Before you start defining the elements of a healthy performance review process, it’s worth investigating how or where your process went wrong. Historically, performance reviews were created with the best of intentions and remained unchanged for centuries.
The idea that people are motivated by knowing where they stand within an organization gave birth to the “rank and yank” method of ranking employees into top, average, and poor performing tiers (and eliminating those at the bottom). This was popularized by Jack Welch, former CEO and Chairman of General Electric (1980-2001).
As with many common business practices, the millennial generation is challenging the way performance reviews work. Not only have forced ranking and merit-based raises been found ineffective, leaders and human resources professionals have reported performance reviews to be a significant waste of time.
While performance management is sometimes a necessary evil, thankfully, the delivery system and the value it provides is trending in a healthier direction. Let’s have a look at five elements of a healthy performance review process.
The traditional performance review that takes place once or twice a year tends to be an anxiety-inducing event in which employees are sometimes blindsided by their supervisor’s perception of their performance. To be effective, performance feedback should be delivered on a regularly scheduled basis so it becomes less stressful and includes more than an overview of how they have performed over the last twelve months.
Employees will have a better chance to grow, improve, and possibly change their approach to work if they’re receiving timely, specific feedback rather than waiting several months to a year after the fact to hear about their performance.

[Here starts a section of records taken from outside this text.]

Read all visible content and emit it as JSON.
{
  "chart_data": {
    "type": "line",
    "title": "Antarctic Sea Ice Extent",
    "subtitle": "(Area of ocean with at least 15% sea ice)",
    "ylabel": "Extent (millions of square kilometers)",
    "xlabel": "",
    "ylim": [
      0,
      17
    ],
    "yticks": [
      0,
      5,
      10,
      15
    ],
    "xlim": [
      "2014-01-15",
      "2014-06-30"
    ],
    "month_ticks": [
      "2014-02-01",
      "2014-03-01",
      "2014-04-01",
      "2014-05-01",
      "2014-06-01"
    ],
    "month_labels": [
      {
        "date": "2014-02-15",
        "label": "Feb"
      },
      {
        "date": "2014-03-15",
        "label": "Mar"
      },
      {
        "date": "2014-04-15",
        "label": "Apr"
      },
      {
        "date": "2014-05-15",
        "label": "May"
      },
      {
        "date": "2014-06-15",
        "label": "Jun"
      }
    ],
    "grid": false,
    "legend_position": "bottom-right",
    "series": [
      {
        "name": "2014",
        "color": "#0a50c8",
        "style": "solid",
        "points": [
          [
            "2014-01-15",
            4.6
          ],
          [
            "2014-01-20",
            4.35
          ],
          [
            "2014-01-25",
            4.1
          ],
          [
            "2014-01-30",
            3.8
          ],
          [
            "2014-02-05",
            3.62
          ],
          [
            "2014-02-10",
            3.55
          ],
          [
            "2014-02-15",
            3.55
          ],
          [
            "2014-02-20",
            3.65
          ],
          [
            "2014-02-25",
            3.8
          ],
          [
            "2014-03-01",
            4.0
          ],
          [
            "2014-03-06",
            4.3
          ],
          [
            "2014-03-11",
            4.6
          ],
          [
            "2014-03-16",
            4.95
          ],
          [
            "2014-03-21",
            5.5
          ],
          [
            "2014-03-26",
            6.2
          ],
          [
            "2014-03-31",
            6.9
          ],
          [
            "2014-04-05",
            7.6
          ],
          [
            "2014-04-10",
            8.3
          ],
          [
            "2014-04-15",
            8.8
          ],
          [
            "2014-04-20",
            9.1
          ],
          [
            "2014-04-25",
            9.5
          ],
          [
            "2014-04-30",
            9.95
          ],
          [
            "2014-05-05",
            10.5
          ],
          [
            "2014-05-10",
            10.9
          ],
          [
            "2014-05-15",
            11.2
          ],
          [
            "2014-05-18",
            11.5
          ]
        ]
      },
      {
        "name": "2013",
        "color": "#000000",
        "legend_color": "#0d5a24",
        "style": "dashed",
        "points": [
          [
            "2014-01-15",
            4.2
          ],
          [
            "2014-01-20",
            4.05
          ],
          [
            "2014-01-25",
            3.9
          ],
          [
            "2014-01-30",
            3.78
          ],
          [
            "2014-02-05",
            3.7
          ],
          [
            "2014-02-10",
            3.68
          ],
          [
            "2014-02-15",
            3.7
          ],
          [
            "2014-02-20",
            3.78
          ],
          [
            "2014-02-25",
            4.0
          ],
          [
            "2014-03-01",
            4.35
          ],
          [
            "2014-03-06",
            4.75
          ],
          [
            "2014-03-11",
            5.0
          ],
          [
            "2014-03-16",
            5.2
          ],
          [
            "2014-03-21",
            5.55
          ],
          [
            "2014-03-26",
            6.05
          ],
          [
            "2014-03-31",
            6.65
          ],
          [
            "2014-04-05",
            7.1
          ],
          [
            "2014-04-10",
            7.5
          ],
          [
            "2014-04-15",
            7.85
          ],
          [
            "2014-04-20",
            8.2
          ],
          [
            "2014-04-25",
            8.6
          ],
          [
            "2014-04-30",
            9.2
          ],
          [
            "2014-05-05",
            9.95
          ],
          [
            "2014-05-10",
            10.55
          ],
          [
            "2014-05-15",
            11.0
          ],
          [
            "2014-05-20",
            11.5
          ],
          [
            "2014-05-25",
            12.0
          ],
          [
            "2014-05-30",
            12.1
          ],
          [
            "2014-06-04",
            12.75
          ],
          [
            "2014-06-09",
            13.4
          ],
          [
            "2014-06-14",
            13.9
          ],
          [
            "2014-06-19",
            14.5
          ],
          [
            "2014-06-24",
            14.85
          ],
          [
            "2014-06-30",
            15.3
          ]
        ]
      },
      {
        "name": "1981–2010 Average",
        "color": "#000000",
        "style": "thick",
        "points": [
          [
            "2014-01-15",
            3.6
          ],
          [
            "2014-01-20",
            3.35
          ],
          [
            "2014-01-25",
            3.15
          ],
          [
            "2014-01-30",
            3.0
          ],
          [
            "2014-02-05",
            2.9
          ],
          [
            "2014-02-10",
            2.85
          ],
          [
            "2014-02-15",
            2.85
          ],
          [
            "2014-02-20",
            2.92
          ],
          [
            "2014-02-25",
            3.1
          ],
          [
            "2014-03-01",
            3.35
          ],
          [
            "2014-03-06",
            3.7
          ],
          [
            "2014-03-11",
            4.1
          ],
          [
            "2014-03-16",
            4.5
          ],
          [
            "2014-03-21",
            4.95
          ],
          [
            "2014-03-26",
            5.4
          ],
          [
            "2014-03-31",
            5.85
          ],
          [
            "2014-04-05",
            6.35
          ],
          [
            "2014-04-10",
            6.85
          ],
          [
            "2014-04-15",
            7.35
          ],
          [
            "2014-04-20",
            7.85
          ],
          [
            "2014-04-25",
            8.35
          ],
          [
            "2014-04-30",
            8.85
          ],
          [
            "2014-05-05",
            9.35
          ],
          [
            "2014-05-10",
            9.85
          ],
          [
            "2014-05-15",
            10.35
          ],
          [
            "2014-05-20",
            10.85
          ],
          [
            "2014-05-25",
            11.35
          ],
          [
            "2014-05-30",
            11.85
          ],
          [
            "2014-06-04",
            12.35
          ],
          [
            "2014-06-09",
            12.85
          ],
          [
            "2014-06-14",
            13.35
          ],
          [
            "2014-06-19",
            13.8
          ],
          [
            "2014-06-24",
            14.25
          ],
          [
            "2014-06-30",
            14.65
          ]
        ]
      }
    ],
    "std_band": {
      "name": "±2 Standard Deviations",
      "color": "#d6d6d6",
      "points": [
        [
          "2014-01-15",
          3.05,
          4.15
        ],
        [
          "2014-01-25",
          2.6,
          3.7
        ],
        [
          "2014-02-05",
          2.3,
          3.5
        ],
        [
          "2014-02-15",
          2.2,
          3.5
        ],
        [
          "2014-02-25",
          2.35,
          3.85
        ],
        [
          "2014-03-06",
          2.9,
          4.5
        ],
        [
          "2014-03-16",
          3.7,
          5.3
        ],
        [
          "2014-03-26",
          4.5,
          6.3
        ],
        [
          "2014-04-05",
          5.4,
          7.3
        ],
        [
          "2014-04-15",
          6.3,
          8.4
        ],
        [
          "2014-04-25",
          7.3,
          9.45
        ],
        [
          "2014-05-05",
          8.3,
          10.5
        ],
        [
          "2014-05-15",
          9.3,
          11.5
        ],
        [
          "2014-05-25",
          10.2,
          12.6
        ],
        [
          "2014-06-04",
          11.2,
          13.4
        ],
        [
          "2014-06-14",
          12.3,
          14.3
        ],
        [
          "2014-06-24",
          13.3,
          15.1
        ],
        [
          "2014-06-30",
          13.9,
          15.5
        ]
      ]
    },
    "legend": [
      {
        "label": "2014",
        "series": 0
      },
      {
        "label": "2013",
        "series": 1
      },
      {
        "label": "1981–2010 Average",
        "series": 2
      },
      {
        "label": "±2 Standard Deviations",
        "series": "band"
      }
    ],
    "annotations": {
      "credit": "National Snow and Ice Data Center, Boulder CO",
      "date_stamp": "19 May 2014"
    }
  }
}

2. A Strong Focus on Goals
A healthy performance review process includes more than just feedback, it’s a great opportunity to establish goals and expectations. This is another reason the review process should be done more regularly. As soon as current goals are met or exceeded, you can put new ones in place, rather than waiting until a formal review to adjust strategy. This will help keep your team members from growing bored or frustrated and keep them focused on imperative business objectives.
Meeting to discuss an employee’s performance, as well as their goals, helps you as a leader understand the direction they’re heading and how you can guide them, as well as how you can align their strengths and interests toward the shared goals of your team. If you have a learning management system in place, you can also pair some of these performance goals with specific learning or training objectives and track progress in real time.
3. Two-Way Conversations
“Talking at,” your employees can make them feel intimidated, or worse, annoyed. The lack of two-way communication is one of the many reasons the traditional performance review is ineffective — more than anything, the employee just wants it to end as they might be feeling belittled, unimportant, or unheard.
Instead, use the designated review time to have a two-way conversation. Spend time discussing how your employee feels about their own performance and how they feel about your performance as a leader. Ask for their thoughts on the company’s current mission and goals. Encourage them to be decisive, and solicit their ideas. Where possible, put what they tell you into action, so they know that your interest in their opinion isn’t perfunctory. This method of communication is more aligned with the modern workforce; today’s employees, especially the millennial generation, prefer coaches to managers.
4. Balanced Feedback
You already know that going into a performance review with only negative feedback can discourage an employee from making the corrective behavior necessary to get on track. A poor performer still needs to understand how their skills are valuable to the organization, the areas they are making strides in, and where you see potential for improvement.
Similarly, providing only positive feedback (even to an outstanding performer) isn’t helpful either. A healthy review should balance both positive and negative feedback. Growth only comes from pushing people past what they thought they were capable of, and an ambitious employee will look for a manager willing to do just that. Your job as a leader is to do the pushing; by acknowledging areas of improvement, and establishing new goals.
5. Performance-Based Incentives
A system of goals and evaluation criteria is a step in the right direction if you’re hoping to boost performance. But your employees will never feel intrinsically motivated to improve unless there is some benefit or reward tied to success. If they know the only reward for above-average work is the approval of their manager, you won’t see much growth.
Make sure your performance reviews are connected to a tangible reward or incentive for each employee. How you reward the employee should be individualized, and is dependent on available budget, but it could be anything from a restaurant gift card to a quarterly bonus, or even a permanent raise for the highest performing employees. Don’t let your most valuable employees feel unappreciated, demonstrate their value to them with tangible assets--verbal affirmation is nice, but it doesn’t pay the electric bill.
When you do away with forced rankings and outdated goals and start having meaningful conversations with your team, you can soften the cutthroat atmosphere at work and engage your employees as individuals. This in turn will create a culture of trust, allowing for constructive criticism and healthy performance reviews that include regular, balanced feedback, goal-setting, and an opportunity for a two-way conversation. Furthermore, a healthy review process tied to measurable incentives will not only result in higher performance, but happier employees as well.